Eduardo Campos: busca de espaço fora do eixo governista (Lia Lubambo/EXAME.com)
Da Redação
Publicado em 3 de junho de 2013 às 06h28.
São Paulo - O calendário eleitoral brasileiro é inclemente. É uma eleição atrás da outra, sem descanso. Mal os vitoriosos são conhecidos e uma nova campanha tem início. É dentro dessa lógica que as peças começam a ser dispostas no tabuleiro para 2014. Estamos vivendo um momento decisivo: é a hora do flerte, mas também do blefe. O jogo se desenrola em dois níveis, envolvendo não apenas as candidaturas e as coligações para as eleições presidenciais do ano que vem.

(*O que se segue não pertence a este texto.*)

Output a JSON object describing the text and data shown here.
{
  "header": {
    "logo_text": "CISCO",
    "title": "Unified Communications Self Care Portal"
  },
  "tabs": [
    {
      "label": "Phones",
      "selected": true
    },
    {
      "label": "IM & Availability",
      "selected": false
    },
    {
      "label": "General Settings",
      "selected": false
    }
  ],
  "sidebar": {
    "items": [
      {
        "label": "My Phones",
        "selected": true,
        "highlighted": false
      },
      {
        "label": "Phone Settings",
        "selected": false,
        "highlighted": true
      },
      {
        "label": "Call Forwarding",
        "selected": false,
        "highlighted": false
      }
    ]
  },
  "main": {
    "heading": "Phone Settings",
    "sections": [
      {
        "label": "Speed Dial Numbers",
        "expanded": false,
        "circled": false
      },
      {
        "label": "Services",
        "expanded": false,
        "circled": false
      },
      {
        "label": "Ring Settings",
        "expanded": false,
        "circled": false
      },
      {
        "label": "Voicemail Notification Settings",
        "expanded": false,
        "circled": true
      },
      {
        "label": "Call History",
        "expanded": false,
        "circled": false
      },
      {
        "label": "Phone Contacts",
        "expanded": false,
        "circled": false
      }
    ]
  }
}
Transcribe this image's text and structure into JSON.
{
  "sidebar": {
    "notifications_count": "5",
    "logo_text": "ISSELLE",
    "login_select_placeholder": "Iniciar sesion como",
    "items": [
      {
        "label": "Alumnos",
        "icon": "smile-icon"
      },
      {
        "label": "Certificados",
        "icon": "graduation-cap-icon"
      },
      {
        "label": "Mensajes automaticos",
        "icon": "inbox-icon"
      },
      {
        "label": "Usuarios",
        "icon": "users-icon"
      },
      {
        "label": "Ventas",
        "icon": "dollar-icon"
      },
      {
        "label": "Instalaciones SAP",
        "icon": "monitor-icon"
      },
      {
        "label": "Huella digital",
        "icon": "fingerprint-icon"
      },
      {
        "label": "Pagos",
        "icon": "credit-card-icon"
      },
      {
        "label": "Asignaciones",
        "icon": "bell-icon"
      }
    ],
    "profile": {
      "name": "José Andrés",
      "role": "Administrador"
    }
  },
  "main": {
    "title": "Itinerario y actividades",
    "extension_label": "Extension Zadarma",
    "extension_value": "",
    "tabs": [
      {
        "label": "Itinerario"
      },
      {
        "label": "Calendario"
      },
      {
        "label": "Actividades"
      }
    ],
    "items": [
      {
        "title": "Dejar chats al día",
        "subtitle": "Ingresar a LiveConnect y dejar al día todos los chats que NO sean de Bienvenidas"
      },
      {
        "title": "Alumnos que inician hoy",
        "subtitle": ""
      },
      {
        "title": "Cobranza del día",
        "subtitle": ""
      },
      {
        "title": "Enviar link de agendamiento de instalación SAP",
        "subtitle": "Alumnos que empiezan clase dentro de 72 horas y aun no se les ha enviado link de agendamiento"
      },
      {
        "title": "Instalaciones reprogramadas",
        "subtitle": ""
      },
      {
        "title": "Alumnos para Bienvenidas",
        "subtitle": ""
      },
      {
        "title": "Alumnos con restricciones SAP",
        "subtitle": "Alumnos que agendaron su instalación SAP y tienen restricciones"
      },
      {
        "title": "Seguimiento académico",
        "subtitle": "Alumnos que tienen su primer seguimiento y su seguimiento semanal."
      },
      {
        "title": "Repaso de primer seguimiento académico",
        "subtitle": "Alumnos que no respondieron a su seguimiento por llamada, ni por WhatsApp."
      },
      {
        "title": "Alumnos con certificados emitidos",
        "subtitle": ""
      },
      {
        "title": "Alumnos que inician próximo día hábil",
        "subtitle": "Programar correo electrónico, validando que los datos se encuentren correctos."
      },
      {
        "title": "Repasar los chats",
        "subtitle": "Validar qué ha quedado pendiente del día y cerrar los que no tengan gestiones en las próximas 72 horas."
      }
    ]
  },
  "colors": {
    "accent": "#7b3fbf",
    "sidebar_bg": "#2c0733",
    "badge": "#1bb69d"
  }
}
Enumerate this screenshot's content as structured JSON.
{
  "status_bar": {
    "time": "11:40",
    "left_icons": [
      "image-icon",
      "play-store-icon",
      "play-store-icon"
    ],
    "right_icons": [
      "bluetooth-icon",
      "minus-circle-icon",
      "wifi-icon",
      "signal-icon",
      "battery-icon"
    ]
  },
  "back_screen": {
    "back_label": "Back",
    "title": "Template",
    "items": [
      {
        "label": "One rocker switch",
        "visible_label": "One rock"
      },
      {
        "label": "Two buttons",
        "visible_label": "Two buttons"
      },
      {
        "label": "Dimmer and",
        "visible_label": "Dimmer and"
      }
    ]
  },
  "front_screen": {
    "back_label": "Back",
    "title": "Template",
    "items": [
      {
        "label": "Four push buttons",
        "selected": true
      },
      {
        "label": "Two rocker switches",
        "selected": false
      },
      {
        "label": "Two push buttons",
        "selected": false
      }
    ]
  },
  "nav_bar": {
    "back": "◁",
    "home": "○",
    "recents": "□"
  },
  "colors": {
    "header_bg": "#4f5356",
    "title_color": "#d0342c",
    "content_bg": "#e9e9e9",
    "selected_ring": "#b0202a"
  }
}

Todas as 27 disputas para governador também são definidas neste momento-chave. Progressivamente, de 1994 para 2010, as eleições aconteceram a partir de duas grandes alianças: a do PT e a do PSDB. Mais do que isso: esses dois campos foram reproduzidos no nível estadual. A disputa pela Presidência e pelos governos estaduais se entrelaçam.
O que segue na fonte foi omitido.